“Londres es la ciudad a la que va la gente a fin de regresar de ella más triste y más sabia”. No creo que sea Londres especialmente. Uno va a la ciudad a eso, y si vive en una gran ciudad casi siempre muestra directa o indirectamente -y con breves momentos excepcionales, que confirman la regla- una especie de tristeza que da el toque de saber estar o saber ser o saber saber.

Y eso es así tal vez porque las ciudades están realmente vacías, sólo llenas de imaginarios, de una especie de incultura social que pasa por ser cultura. El campo si que es culto, lo es porque es culto-sabio-y-práctico, todo al mismo tiempo. Y es complejo, y nos asusta, precisamente por eso, por su complejidad. La ciudad en cambio es simple, como si sólo tuviese una cara, y la gente que la habita son especialistas de medio pelo, que sólo hemos llegado a eso, porque no servíamos para comprender, para saber hacer, para hacer sabiendo, para vivir la complejidad y el caos de la vida.

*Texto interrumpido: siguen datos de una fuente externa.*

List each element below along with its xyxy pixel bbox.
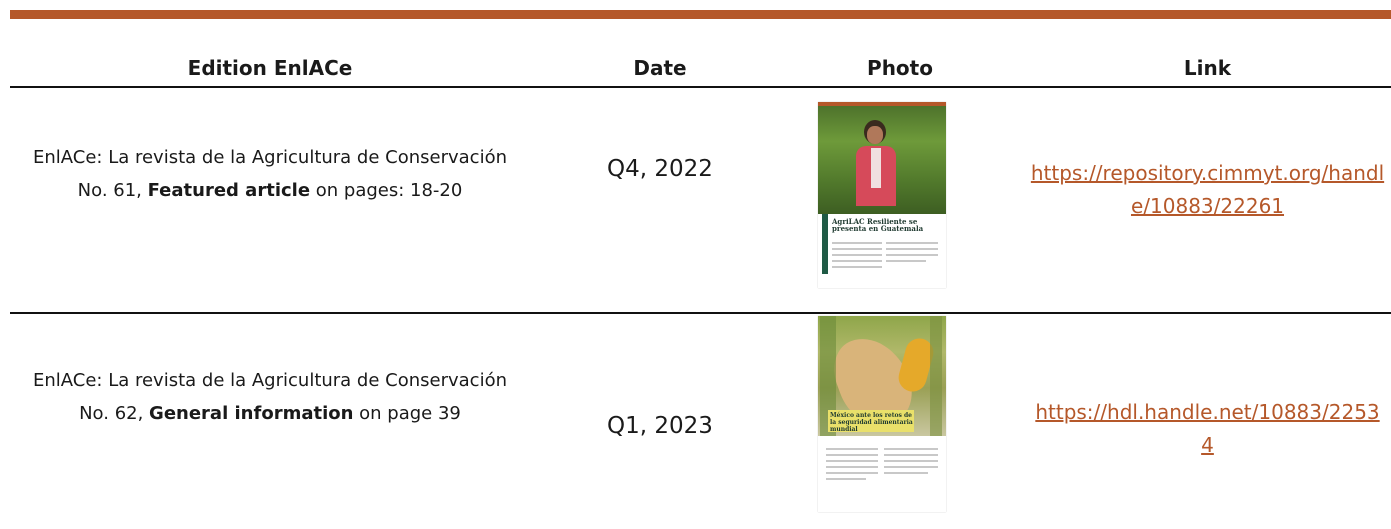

Las ciudades, y cuando más grandes, más, son unas grandes simplificaciones. A la gente le parece extraordinario saber conducir, pero todo el mundo aprende fácilmente a conducir, y al final, se hace casi sin pensar, es un mero automatismo. Las ciudades no tienen cosmos, no pueden mirar la complejidad del universo, no pueden sentir la inquietud de lo complejo, no quieren ni verlo: se han parado a pensar lo poco que saben los de la ciudad de las estrellas y de las galaxias? Como no haya salido recientemente un programa en la televisión, no tienen ni idea. Les dices: triángulo del verano o hexágono del invierno, y se quedan pasmarotes: ?mande? !que dices, chalao, de que hablas!. Desde luego, no les preguntes por Sirius o por la elíptica. Las ciudades tapan la complejidad. Lo más complejo que viven son los socavones y el tráfico, aglomeraciones idiotas, que las hay más cuando hay menos coches ….. es curioso -eso al menos ocurre en Madrid, donde se les ocurre poner la ciudad patas arriba todos los veranos- …. La gente de la ciudad, y más de la gran ciudad, añora no tener raíces, no sentirlas. Cuanto más grande es la ciudad menos referencias tiene, como mucho las de su barrio, y el barrio no es la ciudad, sólo es una parte, una parte minúscula, por muy significativo que sea ese barrio en esa ciudad. Tampoco han desarrollado costumbres, ni saben conservarlas y perfeccionarlas. Son lugares que parecen apropiados para dormir, y poco más.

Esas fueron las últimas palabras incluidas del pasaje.